Pebbles said:I have a hyperventilation-panic-attack-inducing-hysterical-crying terror of dentists. One once told me to go away and stop being so stupid.
The upside is I have an impressive pain threshold.
Pebbles said:The upside is I have an impressive pain threshold.
Spawn said:Did you take his advice???
I dont mind the dentist, mine is pretty cool...a guy from S Africa and is a rugby bloke but always manage to have a good ole chinwag with him before he has a look at my lovely gnashers
FTM said:I would rather suffer a little discomfort at the time then have a mouthful of rotted teeth
Spawn said:Did you take his advice???
You just haven't got the technique of dentist-management sorted out yet.sniffy said:My dentist didn't even wait for the local to kick in when he started on me last time.
"Is that painful?"
"Yeah is a bit mate"
"..."
*continues butchering my tooth
I need to go get a tooth removed now, not looking forward to that :/
Sequoia said:You just haven't got the technique of dentist-management sorted out yet.

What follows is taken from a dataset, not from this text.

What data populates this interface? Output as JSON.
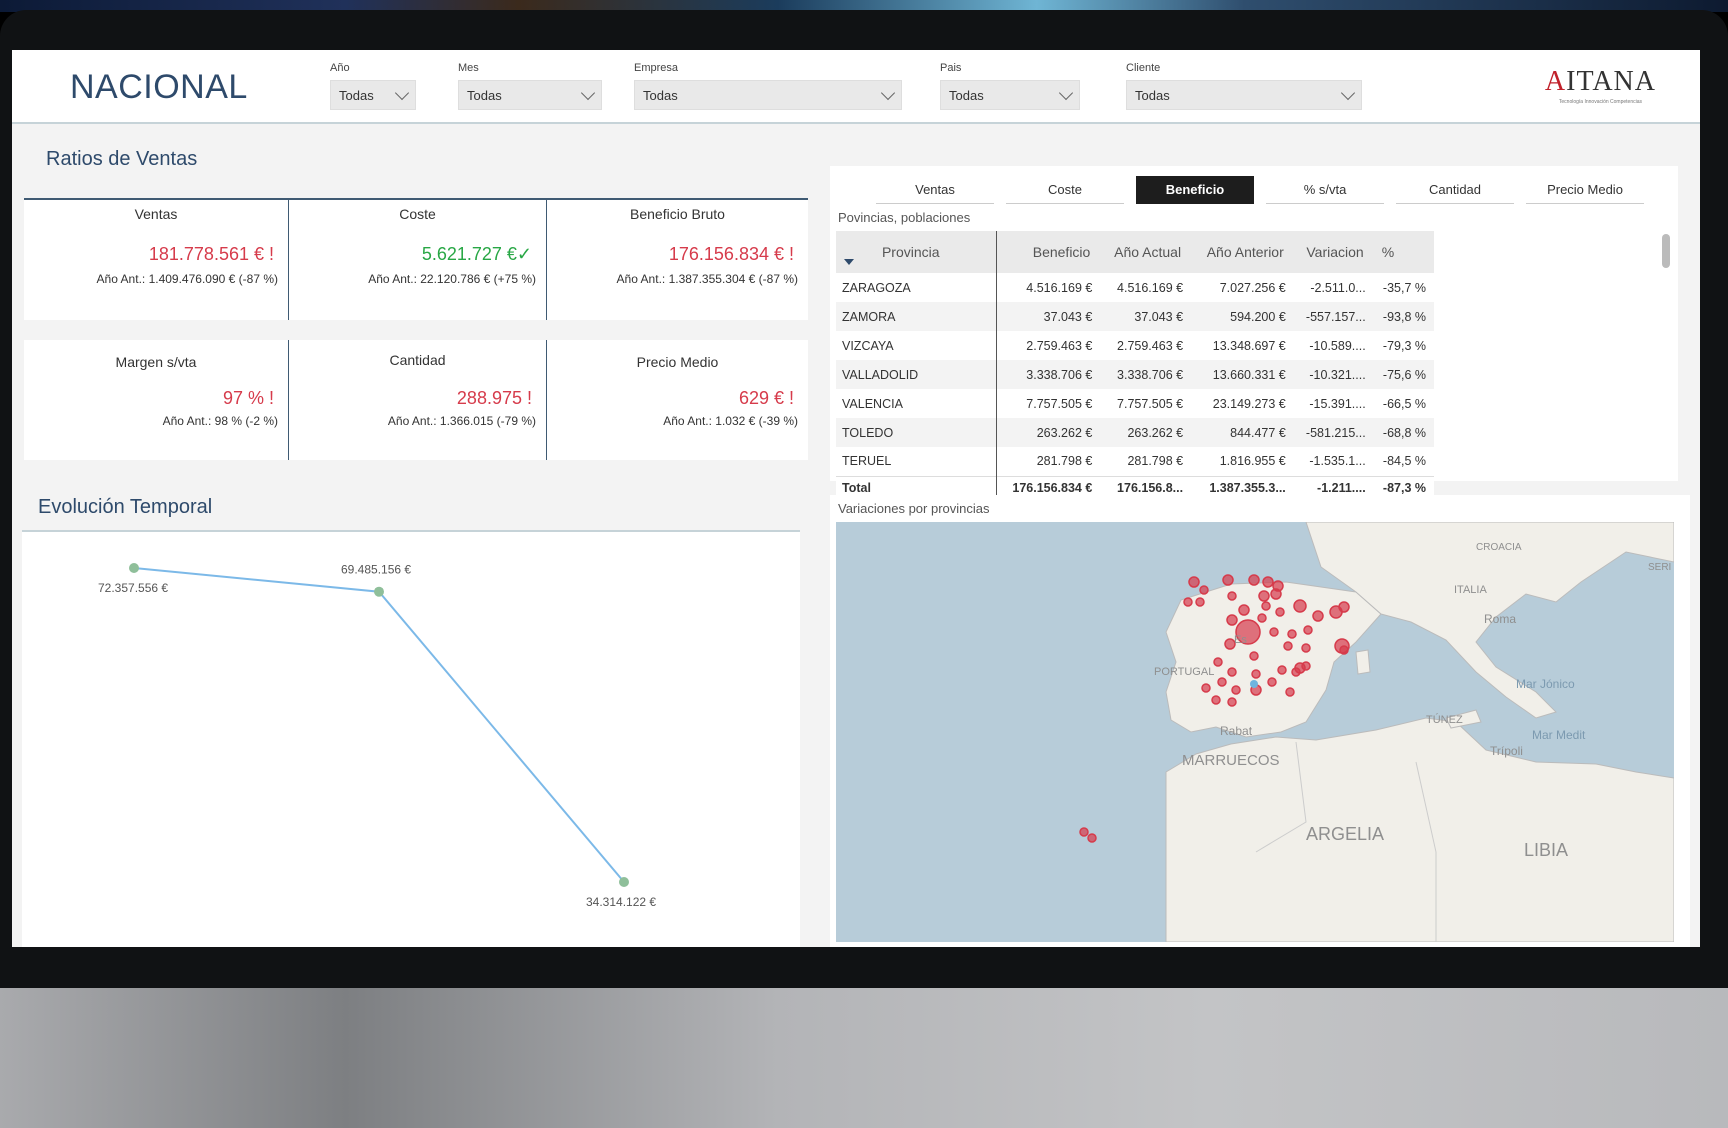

What you do is you lay down in the chair, and when he is ready to start work, you grab hold of him, firmly, by the goolies, and assure him in your best straight-faced voice, that it IS going to hurt him more than it hurts you.
Works wonders ..... I'm told.
PS. There is a technical flaw in this method if you have a lady dentist. I'll leave the adaptation to the technique as an exercise for the student.
PPS. If you get arrested, or end up with no teeth at all .... don't blame me.